The buzz here in the City of Brotherly Love is that the Philadelphia Museum is likely to sell art from its collection in order to help fund the $68-million purchase of “The Gross Clinic.”
This was touched upon in today’s WHYY radio report, which used a one-sentence anti-deaccessioning soundbite from me as well as comments from representatives of the Philadelphia Museum and its Eakins co-purchaser, the Pennsylvania Academy of the Fine Arts. (Listen here for today’s Philly Public Radio segment; click on the Mar. 13 link) .
The most public pronouncement from the Philadelphia Museum on possible deaccessioning came today at the all-day seminar I attended here on Best and Worst Practices in Deaccessioning, organized by the Philadelphia Area Consortium of Special Collection Libraries.
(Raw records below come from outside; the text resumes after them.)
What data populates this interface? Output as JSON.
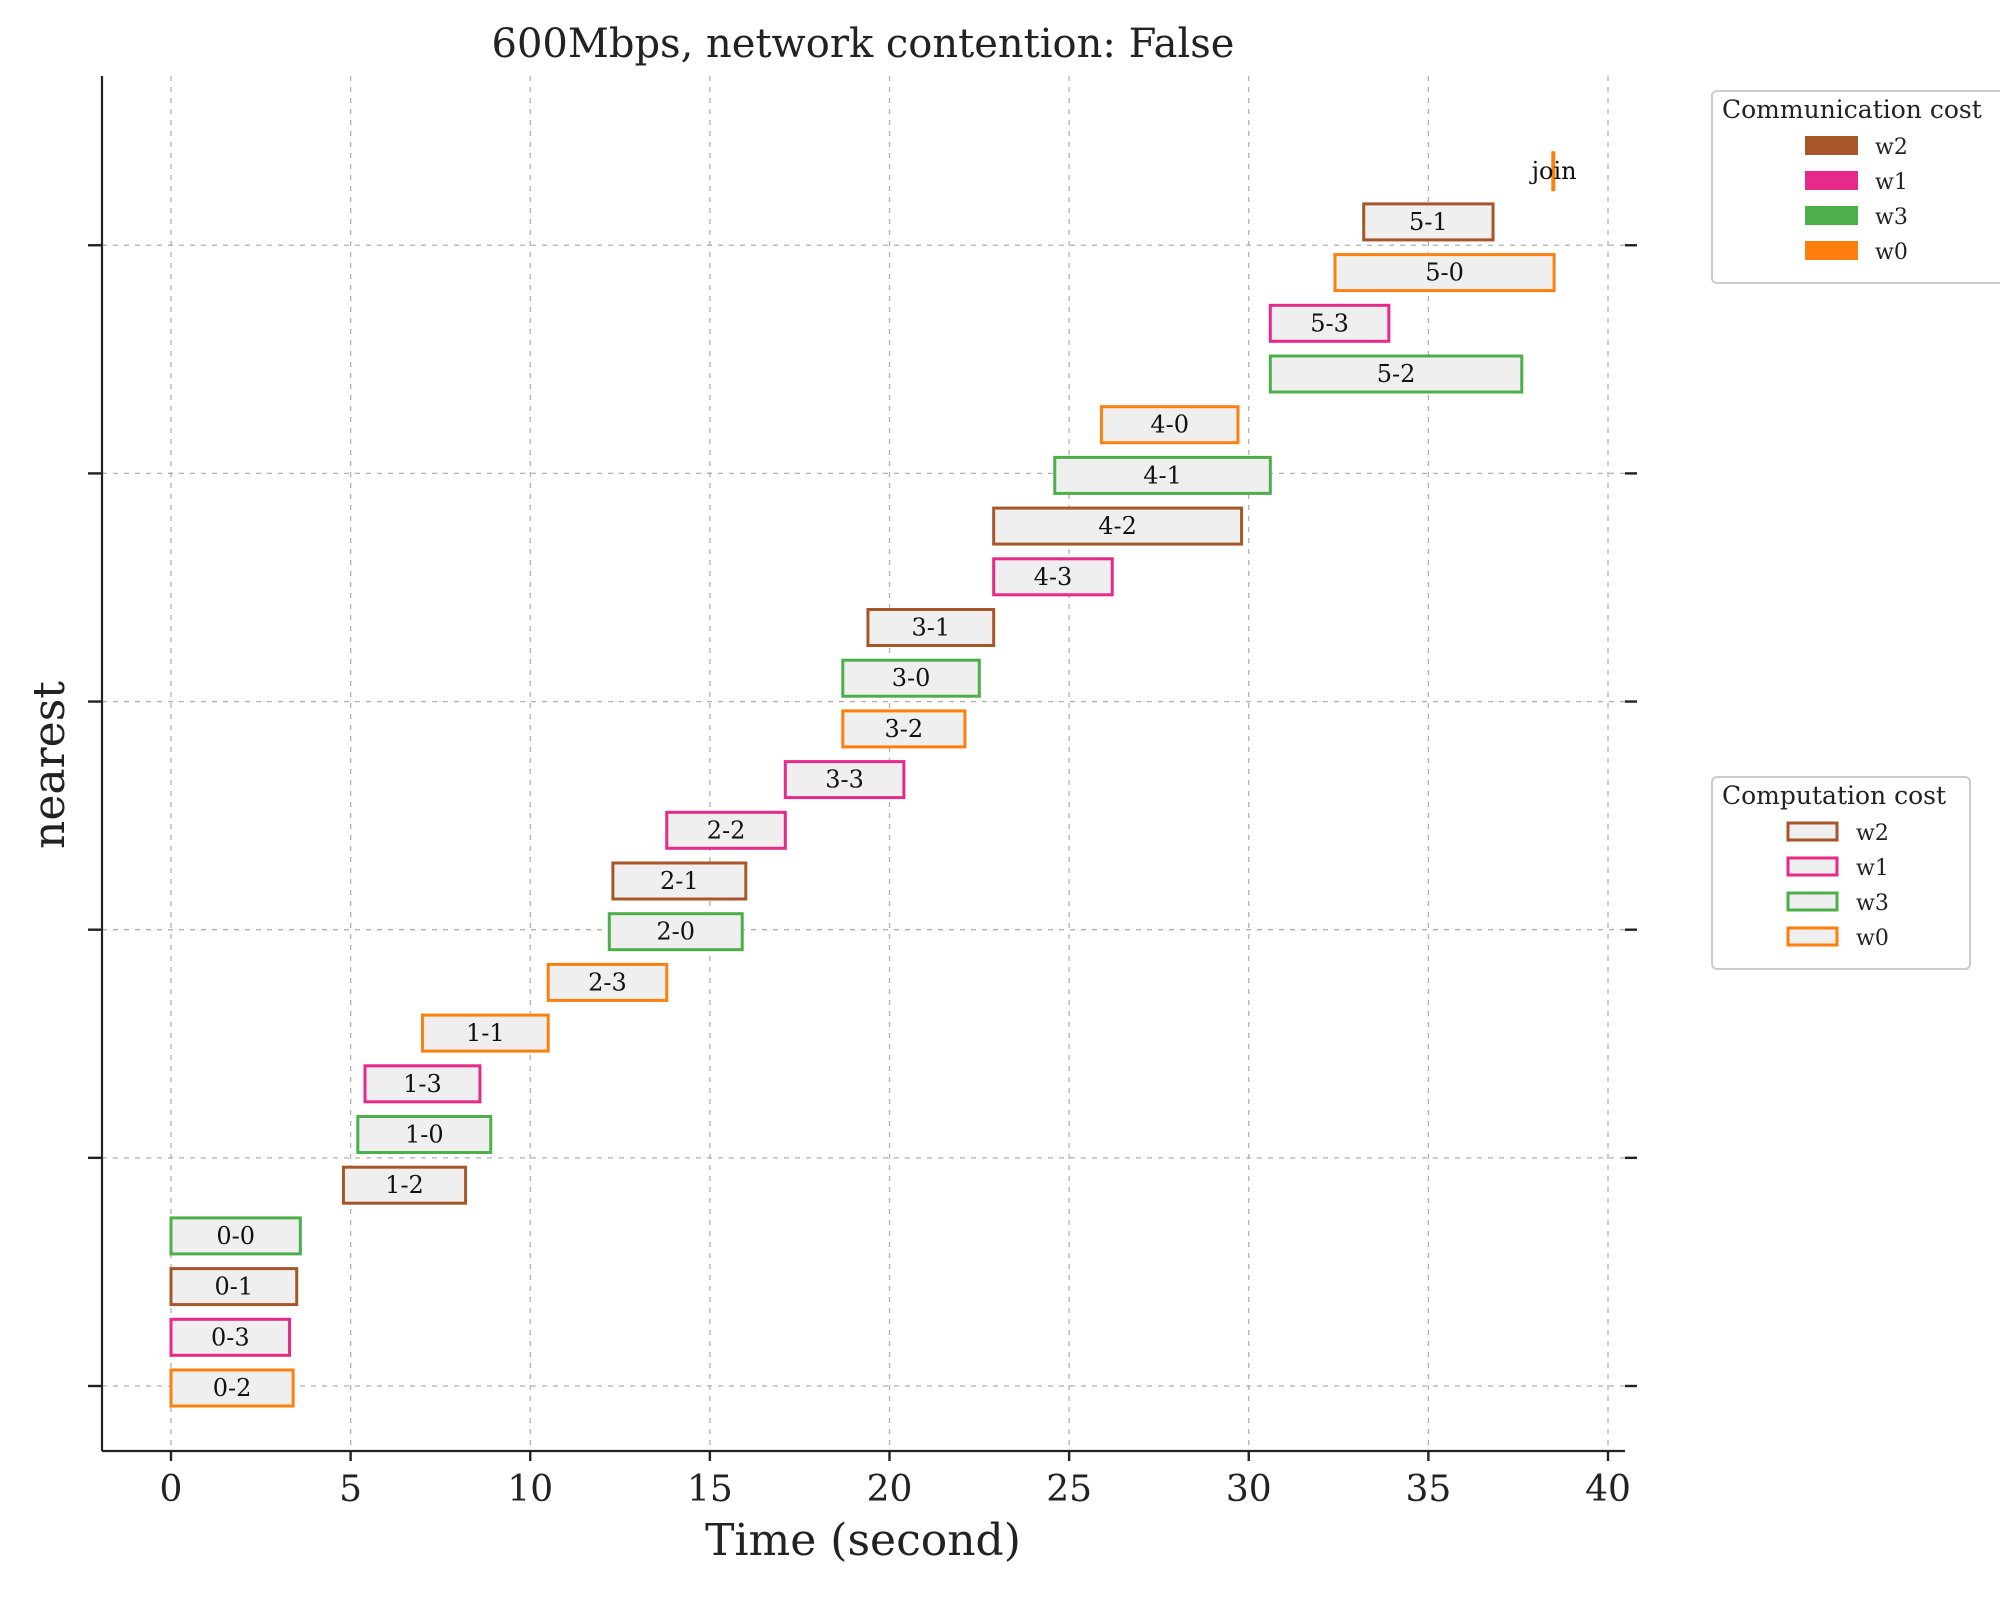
{
  "chart_data": {
    "type": "gantt",
    "title": "600Mbps, network contention: False",
    "xlabel": "Time (second)",
    "ylabel": "nearest",
    "xlim": [
      -1.9,
      40.4
    ],
    "xticks": [
      0,
      5,
      10,
      15,
      20,
      25,
      30,
      35,
      40
    ],
    "grid": true,
    "workers": {
      "w0": "#ff7f0e",
      "w1": "#e7298a",
      "w2": "#a65628",
      "w3": "#4daf4a"
    },
    "task_bar_fill": "#efefef",
    "tasks": [
      {
        "label": "0-2",
        "worker": "w0",
        "start": 0.0,
        "end": 3.4
      },
      {
        "label": "0-3",
        "worker": "w1",
        "start": 0.0,
        "end": 3.3
      },
      {
        "label": "0-1",
        "worker": "w2",
        "start": 0.0,
        "end": 3.5
      },
      {
        "label": "0-0",
        "worker": "w3",
        "start": 0.0,
        "end": 3.6
      },
      {
        "label": "1-2",
        "worker": "w2",
        "start": 4.8,
        "end": 8.2
      },
      {
        "label": "1-0",
        "worker": "w3",
        "start": 5.2,
        "end": 8.9
      },
      {
        "label": "1-3",
        "worker": "w1",
        "start": 5.4,
        "end": 8.6
      },
      {
        "label": "1-1",
        "worker": "w0",
        "start": 7.0,
        "end": 10.5
      },
      {
        "label": "2-3",
        "worker": "w0",
        "start": 10.5,
        "end": 13.8
      },
      {
        "label": "2-0",
        "worker": "w3",
        "start": 12.2,
        "end": 15.9
      },
      {
        "label": "2-1",
        "worker": "w2",
        "start": 12.3,
        "end": 16.0
      },
      {
        "label": "2-2",
        "worker": "w1",
        "start": 13.8,
        "end": 17.1
      },
      {
        "label": "3-3",
        "worker": "w1",
        "start": 17.1,
        "end": 20.4
      },
      {
        "label": "3-2",
        "worker": "w0",
        "start": 18.7,
        "end": 22.1
      },
      {
        "label": "3-0",
        "worker": "w3",
        "start": 18.7,
        "end": 22.5
      },
      {
        "label": "3-1",
        "worker": "w2",
        "start": 19.4,
        "end": 22.9
      },
      {
        "label": "4-3",
        "worker": "w1",
        "start": 22.9,
        "end": 26.2
      },
      {
        "label": "4-2",
        "worker": "w2",
        "start": 22.9,
        "end": 29.8
      },
      {
        "label": "4-1",
        "worker": "w3",
        "start": 24.6,
        "end": 30.6
      },
      {
        "label": "4-0",
        "worker": "w0",
        "start": 25.9,
        "end": 29.7
      },
      {
        "label": "5-2",
        "worker": "w3",
        "start": 30.6,
        "end": 37.6
      },
      {
        "label": "5-3",
        "worker": "w1",
        "start": 30.6,
        "end": 33.9
      },
      {
        "label": "5-0",
        "worker": "w0",
        "start": 32.4,
        "end": 38.5
      },
      {
        "label": "5-1",
        "worker": "w2",
        "start": 33.2,
        "end": 36.8
      }
    ],
    "join": {
      "label": "join",
      "worker": "w0",
      "start": 38.45,
      "end": 38.55
    },
    "legends": [
      {
        "title": "Communication cost",
        "style": "filled",
        "entries": [
          "w2",
          "w1",
          "w3",
          "w0"
        ],
        "placement": "upper-right outside"
      },
      {
        "title": "Computation cost",
        "style": "outlined",
        "entries": [
          "w2",
          "w1",
          "w3",
          "w0"
        ],
        "placement": "center-right outside"
      }
    ]
  }
}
When she agreed to participate in this symposium a year ago, little did Alice Beamesderfer know that her institution would be on the deaccession hotseat. The Philadelphia Museum’s associate director of collections gave an overview of her institution’s deaccessioning policies and practices, and then gamely addressed the Eakins situation head-on:
Deaccessioning should take place only to strengthen the collection by allowing museums to acquire much finer works of art than those that it removed from the collection. If we fall short [in fundraising for the Eakins], isn’t it justifiable to sell lesser works, or would it have been better just to let “The Gross Clinic” go?
This was obviously meant as a rhetorical question.
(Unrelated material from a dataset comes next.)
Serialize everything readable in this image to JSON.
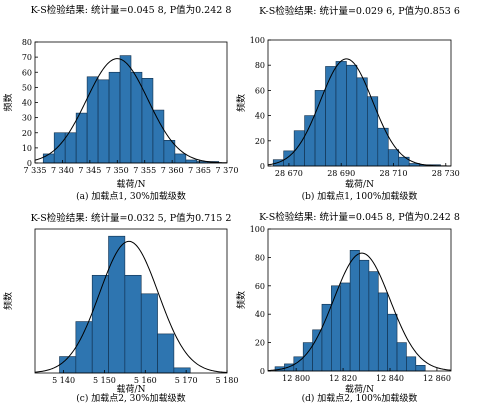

Most interestingly, she quoted from the deed of gift signed Dec. 5, 1929 by Susan MacDowell Eakins and Mary Adeline Williams, the executors of Eakins’ estate, who gave the museum a large collection of works by the Philadelphia artist.
The deed reads:
If occasion should arise in which the Museum could in its judgment effect an exchange, favorable to the memory and reputation of Thomas Eakins, of paintings now in the Collection for other paintings, such exchange may be made, provided due care shall be taken by the Museum to preserve always a representative group of the works of Thomas Eakins.
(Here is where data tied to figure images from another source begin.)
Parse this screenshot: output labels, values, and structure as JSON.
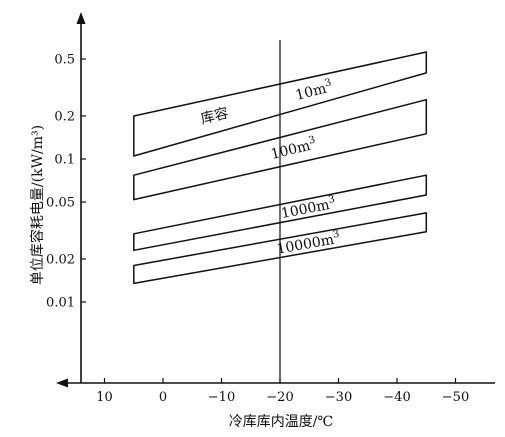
{
  "chart_data": {
    "type": "line",
    "title": "",
    "xlabel": "冷库库内温度/℃",
    "ylabel": "单位库容耗电量/(kW/m³)",
    "x_axis": {
      "reversed": true,
      "xlim": [
        15,
        -52
      ],
      "ticks": [
        {
          "value": 10,
          "label": "10"
        },
        {
          "value": 0,
          "label": "0"
        },
        {
          "value": -10,
          "label": "−10"
        },
        {
          "value": -20,
          "label": "−20"
        },
        {
          "value": -30,
          "label": "−30"
        },
        {
          "value": -40,
          "label": "−40"
        },
        {
          "value": -50,
          "label": "−50"
        }
      ]
    },
    "y_axis": {
      "scale": "log",
      "ylim": [
        0.0045,
        0.85
      ],
      "ticks": [
        {
          "value": 0.01,
          "label": "0.01"
        },
        {
          "value": 0.02,
          "label": "0.02"
        },
        {
          "value": 0.05,
          "label": "0.05"
        },
        {
          "value": 0.1,
          "label": "0.1"
        },
        {
          "value": 0.2,
          "label": "0.2"
        },
        {
          "value": 0.5,
          "label": "0.5"
        }
      ]
    },
    "reference_line": {
      "x": -20
    },
    "grid": false,
    "legend_title": "库容",
    "series": [
      {
        "name": "10m³",
        "label_parts": [
          "10m",
          "3"
        ],
        "x": [
          5,
          -45
        ],
        "upper": [
          0.2,
          0.56
        ],
        "lower": [
          0.105,
          0.4
        ]
      },
      {
        "name": "100m³",
        "label_parts": [
          "100m",
          "3"
        ],
        "x": [
          5,
          -45
        ],
        "upper": [
          0.077,
          0.26
        ],
        "lower": [
          0.052,
          0.15
        ]
      },
      {
        "name": "1000m³",
        "label_parts": [
          "1000m",
          "3"
        ],
        "x": [
          5,
          -45
        ],
        "upper": [
          0.03,
          0.077
        ],
        "lower": [
          0.023,
          0.056
        ]
      },
      {
        "name": "10000m³",
        "label_parts": [
          "10000m",
          "3"
        ],
        "x": [
          5,
          -45
        ],
        "upper": [
          0.018,
          0.042
        ],
        "lower": [
          0.0135,
          0.031
        ]
      }
    ]
  }
}
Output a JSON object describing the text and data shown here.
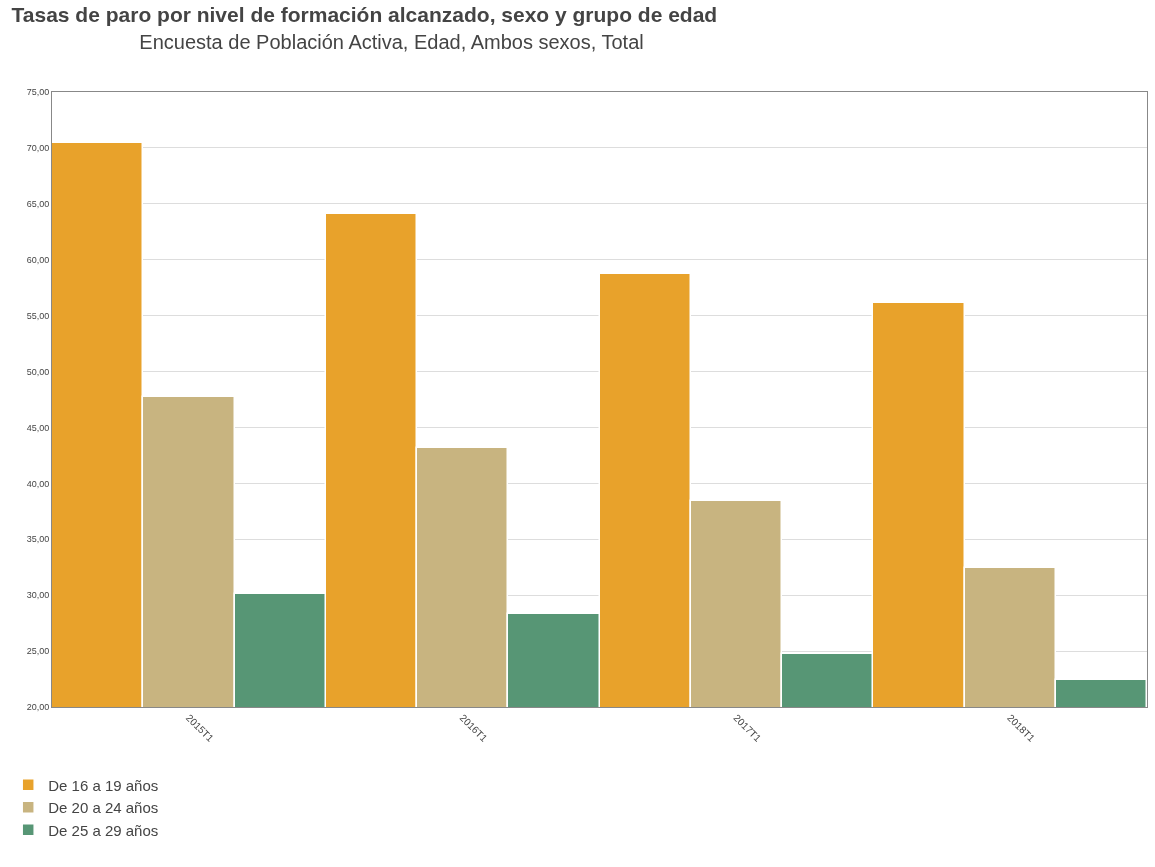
{
  "chart_data": {
    "type": "bar",
    "title": "Tasas de paro por nivel de formación alcanzado, sexo y grupo de edad",
    "subtitle": "Encuesta de Población Activa, Edad, Ambos sexos, Total",
    "categories": [
      "2015T1",
      "2016T1",
      "2017T1",
      "2018T1"
    ],
    "series": [
      {
        "name": "De 16 a 19 años",
        "color": "#e8a22b",
        "values": [
          70.4,
          64.1,
          58.7,
          56.1
        ]
      },
      {
        "name": "De 20 a 24 años",
        "color": "#c8b480",
        "values": [
          47.7,
          43.2,
          38.4,
          32.4
        ]
      },
      {
        "name": "De 25 a 29 años",
        "color": "#579675",
        "values": [
          30.1,
          28.3,
          24.7,
          22.4
        ]
      }
    ],
    "ylim": [
      20,
      75
    ],
    "yticks": [
      {
        "value": 20,
        "label": "20,00"
      },
      {
        "value": 25,
        "label": "25,00"
      },
      {
        "value": 30,
        "label": "30,00"
      },
      {
        "value": 35,
        "label": "35,00"
      },
      {
        "value": 40,
        "label": "40,00"
      },
      {
        "value": 45,
        "label": "45,00"
      },
      {
        "value": 50,
        "label": "50,00"
      },
      {
        "value": 55,
        "label": "55,00"
      },
      {
        "value": 60,
        "label": "60,00"
      },
      {
        "value": 65,
        "label": "65,00"
      },
      {
        "value": 70,
        "label": "70,00"
      },
      {
        "value": 75,
        "label": "75,00"
      }
    ],
    "grid": "y",
    "legend": "bottom left"
  }
}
Afterwards, I asked Beamesderfer if I was correct in surmising that the museum is actively considering such an Eakins “exchange.” She said that the curators had indeed identified several works by several artists, including Eakins, for possible disposal. But she added that no decision about whether or what to sell had yet been taken, because fundraising continues.
Then I strolled over to PAFA and got a private look at “The Gross Clinic” in its new setting, where it will open to the public tomorrow and remain on view until June 2008 (after which it shuttles back to the Philadelphia Museum).